Réfléchir à la guerre Russie-Ukraine - Par Maxime Tandonnet
Attention! Le sujet fait l’objet d’un tabou absolu, pire que tout autre. En parler est s’exposer à un invraisemblable vent de haine ou de mépris et aux insultes: poutiniste, défaitiste, collabo, etc. L’idée, ici, est juste d’essayer de réfléchir – avec le cerveau – sans prétendre détenir la vérité. Les lecteurs ulcérés par le texte ci-dessous sont cordialement invités à y répondre par des arguments plutôt que des cris d’indignation.
- Maxime Tandonnet.
Méchant Réac ! adhère complètement au texte de Maxime Tandonnet et partage les inquiétudes légitimes de celui-ci sur le sort de la guerre
- Laurent Sailly
Toutes les guerres finissent un jour. Et celle-là aussi finira. la question est comment?

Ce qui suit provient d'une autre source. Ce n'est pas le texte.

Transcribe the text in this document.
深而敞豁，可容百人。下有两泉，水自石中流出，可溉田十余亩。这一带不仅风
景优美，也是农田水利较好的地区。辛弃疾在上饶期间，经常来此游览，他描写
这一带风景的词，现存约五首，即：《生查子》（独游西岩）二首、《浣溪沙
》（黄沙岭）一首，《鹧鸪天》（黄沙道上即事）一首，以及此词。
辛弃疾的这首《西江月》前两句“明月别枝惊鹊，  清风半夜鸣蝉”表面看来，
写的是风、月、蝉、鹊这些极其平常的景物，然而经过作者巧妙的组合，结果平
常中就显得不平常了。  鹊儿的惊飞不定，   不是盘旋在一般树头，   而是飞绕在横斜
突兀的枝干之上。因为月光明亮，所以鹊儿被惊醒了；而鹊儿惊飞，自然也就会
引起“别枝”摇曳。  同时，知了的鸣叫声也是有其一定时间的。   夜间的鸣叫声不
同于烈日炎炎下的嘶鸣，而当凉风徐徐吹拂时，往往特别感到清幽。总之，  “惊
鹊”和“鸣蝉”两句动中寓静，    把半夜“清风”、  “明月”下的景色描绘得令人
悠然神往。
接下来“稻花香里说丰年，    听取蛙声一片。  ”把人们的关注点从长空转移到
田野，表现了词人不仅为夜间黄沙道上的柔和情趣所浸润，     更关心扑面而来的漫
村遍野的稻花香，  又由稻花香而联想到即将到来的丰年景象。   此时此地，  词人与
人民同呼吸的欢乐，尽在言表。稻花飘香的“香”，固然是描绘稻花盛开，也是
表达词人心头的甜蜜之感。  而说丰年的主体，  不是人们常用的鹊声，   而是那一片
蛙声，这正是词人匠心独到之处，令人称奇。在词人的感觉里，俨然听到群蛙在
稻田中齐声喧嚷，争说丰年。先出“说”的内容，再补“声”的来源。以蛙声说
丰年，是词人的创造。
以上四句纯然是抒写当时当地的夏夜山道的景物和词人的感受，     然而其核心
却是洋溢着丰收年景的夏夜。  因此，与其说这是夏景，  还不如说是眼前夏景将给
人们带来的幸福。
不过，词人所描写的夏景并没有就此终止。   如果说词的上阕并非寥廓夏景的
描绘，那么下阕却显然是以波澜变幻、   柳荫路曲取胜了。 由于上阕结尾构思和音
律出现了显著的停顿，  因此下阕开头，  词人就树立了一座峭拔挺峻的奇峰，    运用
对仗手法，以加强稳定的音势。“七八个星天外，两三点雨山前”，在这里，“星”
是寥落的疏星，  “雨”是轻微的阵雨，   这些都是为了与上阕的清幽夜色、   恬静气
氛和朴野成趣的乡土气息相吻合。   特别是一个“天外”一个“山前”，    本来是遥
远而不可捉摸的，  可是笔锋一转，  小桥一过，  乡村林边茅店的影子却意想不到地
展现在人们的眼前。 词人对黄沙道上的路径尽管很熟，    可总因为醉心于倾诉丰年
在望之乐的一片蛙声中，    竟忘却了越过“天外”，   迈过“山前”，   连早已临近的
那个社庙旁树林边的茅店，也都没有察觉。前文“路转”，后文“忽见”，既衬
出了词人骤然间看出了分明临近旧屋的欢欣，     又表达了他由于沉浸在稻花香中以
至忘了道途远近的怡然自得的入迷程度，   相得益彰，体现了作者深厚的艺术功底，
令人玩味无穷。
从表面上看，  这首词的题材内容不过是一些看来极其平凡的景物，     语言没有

Les pays occidentaux, l’OTAN tiennent pour l’instant une position paradoxale. Ils disent, on ne fait pas la guerre à la Russie, mais ils livrent des chars à l’Ukraine. A quel moment s’effectue la bascule dans une participation active à la guerre? Quand ils enverront aussi des soldats – avec les chars. Pour l’instant, ils l’excluent absolument. La perspective d’Américains ou Européens tués sur le champ de bataille en Ukraine et en Russie se présente, à ce stade, comme une limite infranchissable. Mais jusqu’où cette position est-elle tenable? Si l’envoi de chars ne suffit pas à mettre à genou la Russie (qui en a vu d’autres dans l’histoire), les occidentaux pourront-ils se cantonner dans le nous ne faisons pas la guerre à la Russie. En effet, il ne suffit pas d’envoyer des armes, même en quantité et en qualité – il faut aussi les qualifications pour les utiliser et suffisamment d’officiers et de soldats pour en faire un usage gagnant. Jusqu’où ce paradoxe – faire la guerre sans faire la guerre (ou la faire indirectement avec le seul sang ukrainien) est-il tenable?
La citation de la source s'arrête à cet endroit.